Artists largely come into their brilliance by two routes. One route is through cleverness, cutting one-liners or, by extension, collections of well-set-up/well-acted one-liners (think Oscar Wilde or comedian Robin Williams).

The second route is through sheer force of personal expression. It's not an immediate quick-hit high, but a building-up-to-something-great talent/situation. The artist talks sincerely, passionately about something he or she cares about, and as a result of that point-minded passion, something transformative -- dare I utter the phrase real-life magic -- is born.
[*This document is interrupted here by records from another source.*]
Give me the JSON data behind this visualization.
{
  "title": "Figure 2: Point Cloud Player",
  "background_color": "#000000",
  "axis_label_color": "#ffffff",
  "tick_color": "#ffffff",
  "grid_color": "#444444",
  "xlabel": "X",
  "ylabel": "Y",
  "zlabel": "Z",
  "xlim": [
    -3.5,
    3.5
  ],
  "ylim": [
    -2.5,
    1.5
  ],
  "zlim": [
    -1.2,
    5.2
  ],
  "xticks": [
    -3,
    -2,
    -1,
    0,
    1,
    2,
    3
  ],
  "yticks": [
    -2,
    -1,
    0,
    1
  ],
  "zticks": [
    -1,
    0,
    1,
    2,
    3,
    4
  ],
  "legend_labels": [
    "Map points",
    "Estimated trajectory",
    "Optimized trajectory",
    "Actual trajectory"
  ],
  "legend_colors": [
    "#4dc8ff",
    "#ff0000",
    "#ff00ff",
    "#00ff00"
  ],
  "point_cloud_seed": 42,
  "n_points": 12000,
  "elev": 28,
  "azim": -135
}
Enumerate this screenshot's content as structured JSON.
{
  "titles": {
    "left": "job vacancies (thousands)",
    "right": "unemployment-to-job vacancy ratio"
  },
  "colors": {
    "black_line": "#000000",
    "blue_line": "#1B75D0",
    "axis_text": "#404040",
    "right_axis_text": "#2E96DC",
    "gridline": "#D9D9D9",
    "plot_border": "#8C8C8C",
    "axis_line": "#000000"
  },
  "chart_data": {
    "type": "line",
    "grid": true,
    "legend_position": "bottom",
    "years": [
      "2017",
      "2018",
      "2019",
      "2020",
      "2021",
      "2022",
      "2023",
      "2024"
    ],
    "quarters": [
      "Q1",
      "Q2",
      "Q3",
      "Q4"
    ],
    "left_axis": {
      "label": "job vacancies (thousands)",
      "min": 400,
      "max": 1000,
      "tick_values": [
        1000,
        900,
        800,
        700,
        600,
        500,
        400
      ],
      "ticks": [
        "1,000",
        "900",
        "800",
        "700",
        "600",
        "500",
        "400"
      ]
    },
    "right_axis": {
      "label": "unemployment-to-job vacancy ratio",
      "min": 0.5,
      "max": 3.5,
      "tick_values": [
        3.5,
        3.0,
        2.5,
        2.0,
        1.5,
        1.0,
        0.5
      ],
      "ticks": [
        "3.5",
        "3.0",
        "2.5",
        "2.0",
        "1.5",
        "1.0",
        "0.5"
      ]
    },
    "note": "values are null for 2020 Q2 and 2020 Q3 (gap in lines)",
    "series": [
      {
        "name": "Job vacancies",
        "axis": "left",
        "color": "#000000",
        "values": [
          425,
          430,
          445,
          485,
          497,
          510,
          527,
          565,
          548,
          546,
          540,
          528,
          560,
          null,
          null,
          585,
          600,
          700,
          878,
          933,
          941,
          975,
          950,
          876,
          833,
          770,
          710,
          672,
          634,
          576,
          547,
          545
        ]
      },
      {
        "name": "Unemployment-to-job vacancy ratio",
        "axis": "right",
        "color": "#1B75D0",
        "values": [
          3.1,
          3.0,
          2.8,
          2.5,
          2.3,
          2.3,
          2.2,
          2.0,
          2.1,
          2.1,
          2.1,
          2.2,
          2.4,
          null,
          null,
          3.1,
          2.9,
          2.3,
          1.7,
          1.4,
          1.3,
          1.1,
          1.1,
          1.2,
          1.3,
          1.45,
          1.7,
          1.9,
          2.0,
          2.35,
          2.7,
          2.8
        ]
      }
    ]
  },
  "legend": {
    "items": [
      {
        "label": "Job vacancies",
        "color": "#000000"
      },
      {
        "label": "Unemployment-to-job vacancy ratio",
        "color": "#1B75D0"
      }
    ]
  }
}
Rollins has often achieved brilliance via the second route. He's been doing spoken word shows for over twenty-five years, toured and worked musically with various entities and people (largely with Black Flag and Rollins Band), become a compelling writer, and acted (often in a tongue-in-cheek, dark-humored way) in notable films, done TV work (his current talk show, The Henry Rollins Show, is shown on the IFC Channel)... The list goes on and on; the man has been working hard for thirty plus years on various media fronts, with no sign of letting up.

This is one of Rollins finer efforts. Never mind the raging, often-awkward (but undeniably honest) poetry he started off publishing (on his 2.13.61 label) years ago, this is "the sh*t," as it's said these days. The date of the writings extend from "2.13.87" (Rollins' twenty-sixth birthday, privately -- now publicly -- recounted in the journal-essay "Happy Birthday") to 1996, when he went to Grenada, Spain to play an equipment-flawed gig (the aural feedback on the speakers was horrendous). In this book-final essay Rollins ruminates about the hell of flying in commercial airplanes, the joys of working with filmmaker David Lynch (Rollins had a role in Lynch's Lost Highway), the paranoia of ex-bandmate Greg "the Ginn" Ginn, his love of the Addams Family, and the crappiness of certain musicians (namely Sting and The Offspring, whom Rollins describes as "this weak band playing this cute, pale imitation of fifteen year old music").

Worth your time, this. You may not agree with everything Rollins says, but the force and plain-spoken charm of his words cannot honestly be denied.